Hameln, Skatepark

Info

Auftraggeber
Stadt Hameln
Eröffnung
Sommer 2024
Gesamtfläche
665 m²
Bausumme, netto
618.000€
Leistungen
LP 3-9
Ausführung
Bente GaLa Bau, Maximilian Häring

Beschreibung

Auf der Weserinsel in Hameln ist ein moderner Skatepark entstanden, der aus einer engen Zusammenarbeit zwischen lokalen Initiativen und der Stadt hervorgegangen ist. Im Zentrum einer bestehenden Grünanlage gelegen, erweitert die neue Anlage den öffentlichen Raum um rund 665 m² und basiert auf einer robusten Ortbetonkonstruktion mit dynamischer, mehrspuriger Gestaltung.

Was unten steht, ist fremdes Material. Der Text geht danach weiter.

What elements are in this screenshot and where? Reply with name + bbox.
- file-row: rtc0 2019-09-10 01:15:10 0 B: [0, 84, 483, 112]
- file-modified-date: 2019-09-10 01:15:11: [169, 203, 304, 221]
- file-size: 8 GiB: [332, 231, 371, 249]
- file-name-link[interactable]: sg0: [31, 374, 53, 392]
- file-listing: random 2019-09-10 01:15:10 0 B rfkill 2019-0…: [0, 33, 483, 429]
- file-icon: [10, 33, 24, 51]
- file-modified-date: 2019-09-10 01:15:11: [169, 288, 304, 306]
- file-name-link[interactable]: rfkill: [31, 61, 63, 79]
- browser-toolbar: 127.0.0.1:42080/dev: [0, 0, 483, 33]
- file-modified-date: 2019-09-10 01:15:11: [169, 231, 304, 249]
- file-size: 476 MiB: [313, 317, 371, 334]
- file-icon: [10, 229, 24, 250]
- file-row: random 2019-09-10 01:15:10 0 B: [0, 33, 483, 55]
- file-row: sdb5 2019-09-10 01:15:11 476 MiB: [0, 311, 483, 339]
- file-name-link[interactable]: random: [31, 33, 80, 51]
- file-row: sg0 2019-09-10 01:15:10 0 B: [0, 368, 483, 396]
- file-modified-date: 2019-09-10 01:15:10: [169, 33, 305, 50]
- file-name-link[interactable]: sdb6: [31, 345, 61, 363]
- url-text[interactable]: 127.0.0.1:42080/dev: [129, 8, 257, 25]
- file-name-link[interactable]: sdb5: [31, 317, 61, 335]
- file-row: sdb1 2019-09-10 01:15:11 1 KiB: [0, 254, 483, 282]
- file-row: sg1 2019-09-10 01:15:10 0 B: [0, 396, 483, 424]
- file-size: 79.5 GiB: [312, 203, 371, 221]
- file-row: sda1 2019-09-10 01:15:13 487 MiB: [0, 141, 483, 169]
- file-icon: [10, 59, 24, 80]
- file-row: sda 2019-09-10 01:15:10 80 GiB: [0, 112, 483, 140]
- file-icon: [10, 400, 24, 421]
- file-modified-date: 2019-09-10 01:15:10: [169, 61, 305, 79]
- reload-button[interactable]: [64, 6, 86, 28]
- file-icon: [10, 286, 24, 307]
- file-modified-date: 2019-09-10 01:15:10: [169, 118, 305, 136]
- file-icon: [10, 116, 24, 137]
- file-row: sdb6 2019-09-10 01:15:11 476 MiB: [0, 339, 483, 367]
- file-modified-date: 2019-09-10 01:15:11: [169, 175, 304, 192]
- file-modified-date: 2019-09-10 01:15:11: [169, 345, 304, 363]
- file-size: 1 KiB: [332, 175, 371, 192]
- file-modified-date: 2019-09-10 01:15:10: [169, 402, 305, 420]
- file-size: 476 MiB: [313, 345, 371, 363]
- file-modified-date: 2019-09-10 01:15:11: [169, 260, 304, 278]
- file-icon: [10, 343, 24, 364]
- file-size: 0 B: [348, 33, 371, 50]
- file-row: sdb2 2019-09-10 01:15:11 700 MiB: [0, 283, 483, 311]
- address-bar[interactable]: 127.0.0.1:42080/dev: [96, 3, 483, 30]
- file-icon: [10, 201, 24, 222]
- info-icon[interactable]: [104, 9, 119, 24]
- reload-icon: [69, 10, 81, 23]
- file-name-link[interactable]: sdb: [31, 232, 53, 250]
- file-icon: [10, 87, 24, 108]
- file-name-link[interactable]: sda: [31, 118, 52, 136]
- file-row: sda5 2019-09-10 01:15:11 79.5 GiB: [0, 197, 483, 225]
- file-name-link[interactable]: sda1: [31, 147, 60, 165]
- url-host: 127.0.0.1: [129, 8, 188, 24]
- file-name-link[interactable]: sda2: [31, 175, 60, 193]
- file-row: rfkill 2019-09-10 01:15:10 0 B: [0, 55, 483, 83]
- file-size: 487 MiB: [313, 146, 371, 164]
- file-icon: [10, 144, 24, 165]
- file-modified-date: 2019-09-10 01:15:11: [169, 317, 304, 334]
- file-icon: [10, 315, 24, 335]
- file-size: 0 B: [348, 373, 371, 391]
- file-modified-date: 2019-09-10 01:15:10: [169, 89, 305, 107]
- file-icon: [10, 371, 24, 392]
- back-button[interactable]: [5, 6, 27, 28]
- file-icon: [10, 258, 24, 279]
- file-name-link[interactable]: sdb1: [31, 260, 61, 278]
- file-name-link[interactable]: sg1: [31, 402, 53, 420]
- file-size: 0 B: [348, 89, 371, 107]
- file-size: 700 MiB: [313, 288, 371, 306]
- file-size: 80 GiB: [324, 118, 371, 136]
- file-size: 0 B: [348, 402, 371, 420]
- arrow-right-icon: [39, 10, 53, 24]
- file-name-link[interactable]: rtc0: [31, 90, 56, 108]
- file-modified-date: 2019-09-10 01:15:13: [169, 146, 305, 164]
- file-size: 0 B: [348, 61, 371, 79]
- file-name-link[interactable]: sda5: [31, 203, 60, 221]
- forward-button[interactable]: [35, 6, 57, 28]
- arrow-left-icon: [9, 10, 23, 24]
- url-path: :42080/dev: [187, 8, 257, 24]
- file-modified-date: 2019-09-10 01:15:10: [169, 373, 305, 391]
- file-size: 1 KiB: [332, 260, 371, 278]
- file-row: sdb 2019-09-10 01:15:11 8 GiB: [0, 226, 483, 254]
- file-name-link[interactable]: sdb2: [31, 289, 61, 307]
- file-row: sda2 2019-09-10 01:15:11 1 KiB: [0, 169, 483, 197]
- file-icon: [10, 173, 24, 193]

Der Park richtet sich an eine breite Nutzergruppe – von Skateboarderinnen und BMX-Fahrerinnen bis hin zu WCMX-Athlet*innen – und bietet vielseitige Bewegungsräume für Einsteiger ebenso wie für Fortgeschrittene.

Die Einbindung des Parks in die naturnahe Umgebung der Weserinsel stellte besondere Anforderungen an Planung und Ausführung. Um den landschaftlichen Charakter der Insel zu erhalten, wurde die Anlage behutsam in das bestehende Grün integriert. Entlang der Böschungen sorgen wassergebundene Wegedecken und extensive Bepflanzungen für eine sanfte Einbettung in das Gelände, während neu gepflanzte Bäume das Gesamtbild abrunden. Die offene Gestaltung – mit niedrigeren Elementen im Zentrum und höheren am Rand – gewährleistet klare Sichtbeziehungen und verbessert damit auch die soziale Kontrolle im Raum.

Besonderes Augenmerk galt der Lage des Skateparks innerhalb der Weser-Aue. In enger Abstimmung mit der Wasserbehörde wurde die Fläche des Parks leicht abgesenkt, um den Abfluss bei Hochwasserereignissen nicht zu beeinträchtigen. Ein lokal entwickeltes Ausgleichsmodell stellt sicher, dass das verlorene Retentionsvolumen kompensiert wird. Auch der Schallschutz – insbesondere im Hinblick auf die benachbarte Sana-Klinik – wurde in einem Gutachten umfassend geprüft. Die niedrige Bauweise und die massive Ausführung der Skate-Elemente führen zu geringen Emissionen, sodass weitergehende Maßnahmen entfallen konnten.

Der Naturschutz spielte ebenfalls eine zentrale Rolle im Planungsprozess. Die Bestände an Brutvögeln und Fledermäusen wurden systematisch erfasst; auf Grundlage dieser Erkenntnisse wurden gezielte Vermeidungs- und Kompensationsmaßnahmen entwickelt. Um die sensiblen Lebensräume zu schützen, wurde auf die Installation einer Beleuchtungsanlage zunächst verzichtet. So entsteht ein Bewegungsraum, der sportliche Nutzung mit ökologischer Verantwortung verbindet – und sich als integrativer Baustein harmonisch in das grüne Gefüge der Weserinsel einfügt.